I have, of course, been recording my gas and electric readings every Saturday morning for the last couple of years. Okay, I appreciate most people don’t consider this “natural” but it isn’t hurting anyone and it does give me some nice numbers to play with. Obsessive data collection has a fine track record in science: Tycho Brahe for example spent years collecting data on planetary orbits, Nevil Maskelyne collected data for determining the longitude from the location of the moon, J.D. Bernal’s poor lab technician spent what must have been an incredible amount of time fishing balls out of a bag, recording their exact location as he went (that’s more data collection by proxy) (these are just the ones I can remember off the top of my head). Of course computers and electronics have meant that a lot of data collection can be automated but there’s still a place for a bit of tedious manual data collection in the modern lab (or home). Feel free to add to tales of heroic data collection in the comments.

I give the gas and electricity numbers to a little program I wrote in C# (a relatively new programming language), which plots them out. I used C# as a little exercise to get me using the language – normally I use Matlab (which is a language environment more suited to scientific programming).

Making graphs with numbers comes very naturally to me, and I find it very easy to read a graph. But I observe when we go walking that I’m much happier reading an OS map than my wife who prefers words in a guide book – so I’m not sure everyone reads a graph in the way I do. Perhaps you’d like to comment?

So in the graph above, time runs along the bottom axis from left to right, the gas used in a week runs in the vertical direction. The mountainous bits are the winters, when the central heating is switched on. The relatively flat bits in between are the summers. First thing that strikes you is that the amount of gas used for central heating in the winter is huge (about ten times more) compared to the amount used just to heat water, during the summer. The solar panel was installed in September 2008 (almost a year ago),  over the winter it probably had relatively little effect, although looking at the raw numbers gas usage over Winter 2008/09 was about 20% lower than Winter 2007/8 despite this year being a colder winter. This is probably due to the improved insulation installed at the same time, we went from about 10cm thickness to about 25cm thickness. In the summer the reduction in gas usage is pretty large – down by 55%. Through this summer you can see that the gas usage drops gently to a minimum around June, this is due to the increasing height of the sun in the sky and the lengthening day.

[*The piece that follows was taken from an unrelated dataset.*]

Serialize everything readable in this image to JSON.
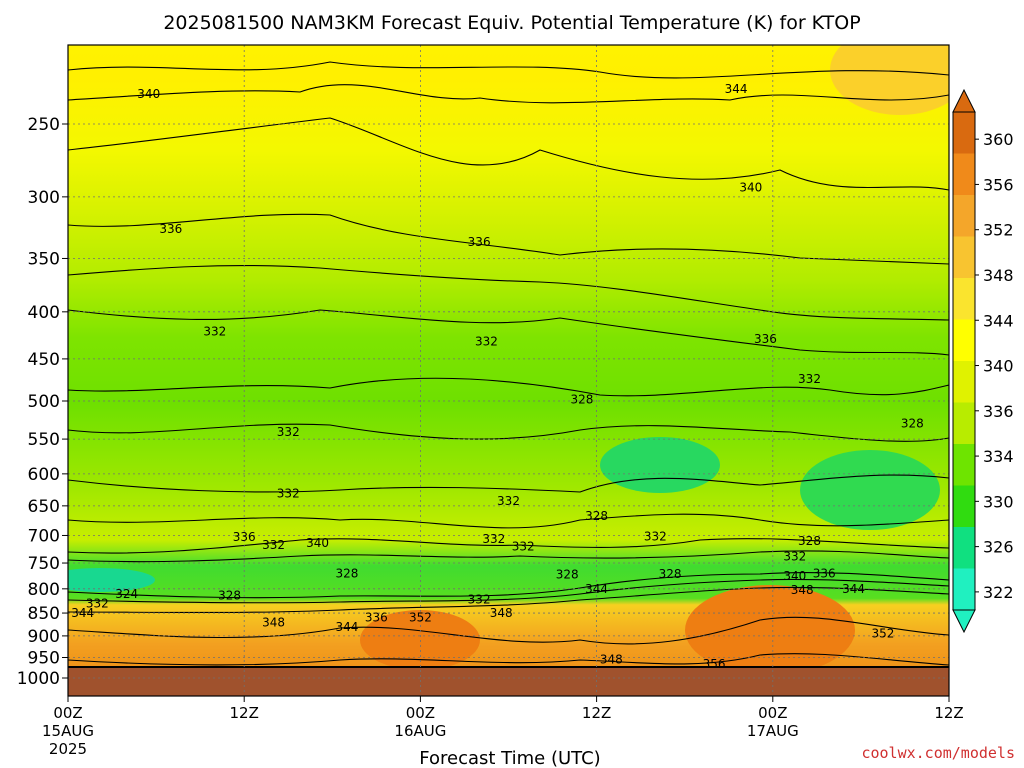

Was the panel worth it? Well, it is quite exciting seeing your water getting heated for “free”, and during the summer months (even a relatively poor summer) we used a lot less gas. In financial terms the payback time for us is very long, although with a larger household and larger hot water tank the pay-off time would be reasonable (i.e. <10 years). Personally, I think the financial argument is missing the point, if we only change our behaviour for short term financial benefit we will all steam, gently over the next 100 years or so.